Thursday, July 5, 2012

Impossibility, Myth or Fiction

One thing I know for sure. You can't do the impossible generally until you're learned to do it specifically, i.e., specifically with yourself.

Impossible is a kind of funny term in that it's definitionally ridiculous. Its nature is absolute; it's a superlative of sorts; something is impossible or it's not. There is nothing that is kind of impossible just as there is nothing that is kind of perfect or kind of unique.

Impossible is a theoretical construct no different from 100% or 0% probabilities in statistics. (If anyone tells you that statistically speaking, there is a 100% probability of something occurring, then they don't understand the nature of statistics.)

Nonetheless we tend to apply this theoretical concept to real-world situations. To make the misapplication of the term more palatable we contextualize its use. We use it generally only when we're sure that no one would disagree, (e.g.,  time travel is impossible), but even then you never no when no one might be in the room. We use it specifically based on the person or the situation, e.g., "that would be impossible for me right now", or, "given our financial circumstances, it would be impossible."

Providing a reason for something being impossible makes impossible easier to swallow. Having stripped it of its absolute nature by creating a context, impossible kind of makes sense. However, this still ignores the fact that impossible is only a theoretical construct. Even in a context that provides reason to believe one can't do something, impossible still doesn't exist.

Ooh... Ooh... I Know the Answer!

Now, here's the problem (at least for me). Whenever someone tells me that it would be impossible for them to do something, my first thought is, "Wait, I know how you could that!"

I explain that by definition nothing is impossible, that "impossible" is only a theoretical construct. I enthusiastically lay out three or four ways they could do the impossible.

You'd think they'd get excited about the possibility.

We'll I'd think it.

However, more often than not the response falls somewhere between incredulous and insulted.  People say things like, "Well that might be the case for you, but...",  or, "You just don't understand how hard it is for me to...", or, "I tried what you're talking about, and...", or  "Who are you to tell me..."

I start to think, "Hmm..., maybe they're right."

I start to think it, but I tend not to believe it. So I enthusiastically forge ahead thinking, "They just don't understand, yet."

After a bit of give and no-take, we finally get to the moment of "truth". They'll say something like, "I'll show you that it's impossible. I'll try it your way and you'll see. I won't be able to do it."

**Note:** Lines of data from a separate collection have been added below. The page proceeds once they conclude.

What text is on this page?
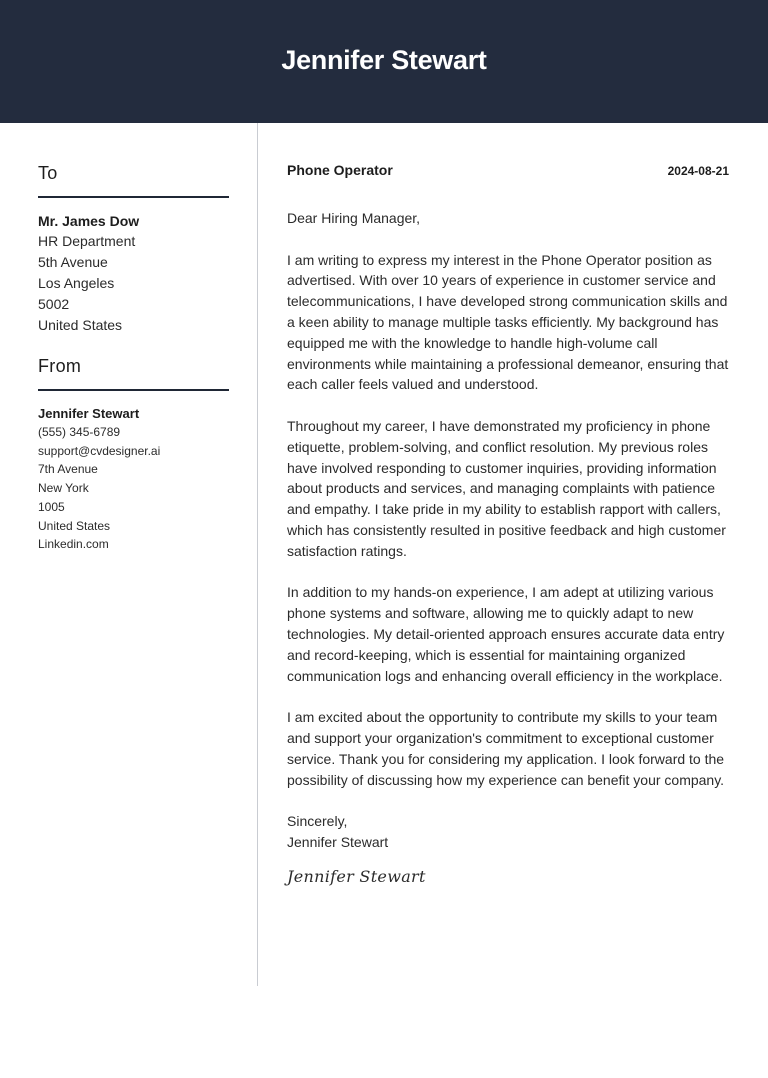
Jennifer Stewart
To
Mr. James Dow
HR Department
5th Avenue
Los Angeles
5002
United States
From
Jennifer Stewart
(555) 345-6789
support@cvdesigner.ai
7th Avenue
New York
1005
United States
Linkedin.com
Phone Operator	2024-08-21

Dear Hiring Manager,

I am writing to express my interest in the Phone Operator position as advertised. With over 10 years of experience in customer service and telecommunications, I have developed strong communication skills and a keen ability to manage multiple tasks efficiently. My background has equipped me with the knowledge to handle high-volume call environments while maintaining a professional demeanor, ensuring that each caller feels valued and understood.

Throughout my career, I have demonstrated my proficiency in phone etiquette, problem-solving, and conflict resolution. My previous roles have involved responding to customer inquiries, providing information about products and services, and managing complaints with patience and empathy. I take pride in my ability to establish rapport with callers, which has consistently resulted in positive feedback and high customer satisfaction ratings.

In addition to my hands-on experience, I am adept at utilizing various phone systems and software, allowing me to quickly adapt to new technologies. My detail-oriented approach ensures accurate data entry and record-keeping, which is essential for maintaining organized communication logs and enhancing overall efficiency in the workplace.

I am excited about the opportunity to contribute my skills to your team and support your organization's commitment to exceptional customer service. Thank you for considering my application. I look forward to the possibility of discussing how my experience can benefit your company.

Sincerely,
Jennifer Stewart
Jennifer Stewart
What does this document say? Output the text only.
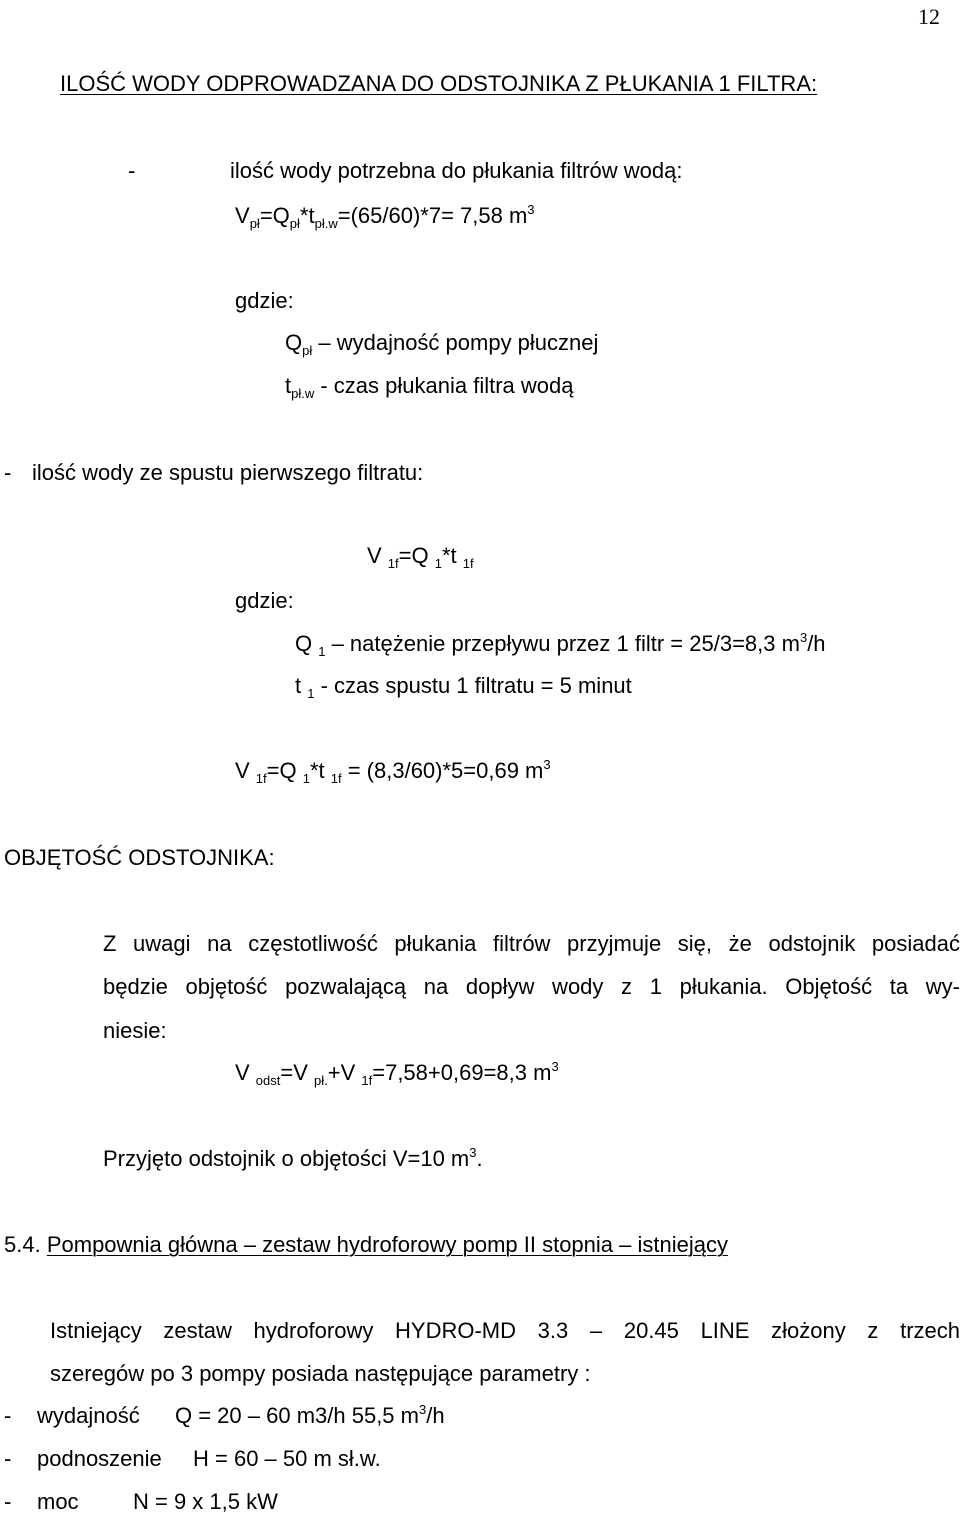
12
ILOŚĆ WODY ODPROWADZANA DO ODSTOJNIKA Z PŁUKANIA 1 FILTRA:
-	ilość wody potrzebna do płukania filtrów wodą:
$V_{pł}=Q_{pł}*t_{pł.w}=(65/60)*7= 7,58$ $m^3$
gdzie:
$Q_{pł}$ – wydajność pompy płucznej
$t_{pł.w}$ - czas płukania filtra wodą
- ilość wody ze spustu pierwszego filtratu:
V $_{1f}$=Q $_1$*t $_{1f}$
gdzie:
Q $_1$ – natężenie przepływu przez 1 filtr = 25/3=8,3 $m^3/h$
t $_1$ - czas spustu 1 filtratu = 5 minut
V $_{1f}$=Q $_1$*t $_{1f}$ = (8,3/60)*5=0,69 $m^3$
OBJĘTOŚĆ ODSTOJNIKA:
Z uwagi na częstotliwość płukania filtrów przyjmuje się, że odstojnik posiadać
będzie objętość pozwalającą na dopływ wody z 1 płukania. Objętość ta wy-
niesie:
V $_{odst}$=V $_{pł.}$+V $_{1f}$=7,58+0,69=8,3 $m^3$
Przyjęto odstojnik o objętości V=10 $m^3$.
5.4. Pompownia główna – zestaw hydroforowy pomp II stopnia – istniejący
Istniejący zestaw hydroforowy HYDRO-MD 3.3 – 20.45 LINE złożony z trzech
szeregów po 3 pompy posiada następujące parametry :
- wydajność Q = 20 – 60 m3/h 55,5 $m^3/h$
- podnoszenie H = 60 – 50 m sł.w.
- moc N = 9 x 1,5 kW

I have two words for this kind of statement: stacked deck.

When someone decides to prove that they can't do something, the odds are pretty darn good that they won't. However, since it's not impossible, I forge ahead.

How You See It

Here's where it gets good.  Every once in a while, I encounter someone who's not using "impossible" as a socially-acceptable proxy for "I don't want to." They actually believe that something that they really want to do is in fact impossible for them. When that's the case, it's a  relatively straight-forward task to transform their impossible to possible.

At that point the only challenge is trust. In my experience the difference between impossible and possible is a matter of approach. If something is impossible for you, then perhaps the problem is how you're going about doing it. My approach is to try another approach. Forget everything that you learned, forget all the ways you've tried, and let's try something completely different.

Here's where the trust part comes in. No matter how badly their approach has been working for them, people are often reluctant to give it up. I don't know if it's vested interest due to all the time spent doing something a certain way. I don't know if it's because some "expert" told them the way to do something, but more often than not, someone will want me to help them improve their current method rather than going with something completely different. They might even say something like, "You don't understand. I have a certain way that I have to do this."

As if that certain way were working.

Nonetheless, every once in a while someone who really does want to do the impossible is willing to trust me enough to try something that may seem completely irrelevant to what they want to accomplish or just ridiculous.

Every once in a while.

Here's the really crazy part. When they do, I've never seen it not work. Impossible not only becomes possible, it becomes silly, like an I-can't-believe-it-was-that-easy kind of silly.

Every once in a while.

I think I'm just the beneficiary of having started out with so many things seeming impossible. I've had a lot of practice working the transformation. Once you see that the transformation is not only possible, but just a matter of viewing things differently, it's almost like you've found a super power.

On the other hand, if you still live in a world where things are impossible for you, it's really unlikely (not impossible) that you'll be able to help people who find things impossible for themselves, at least not generally.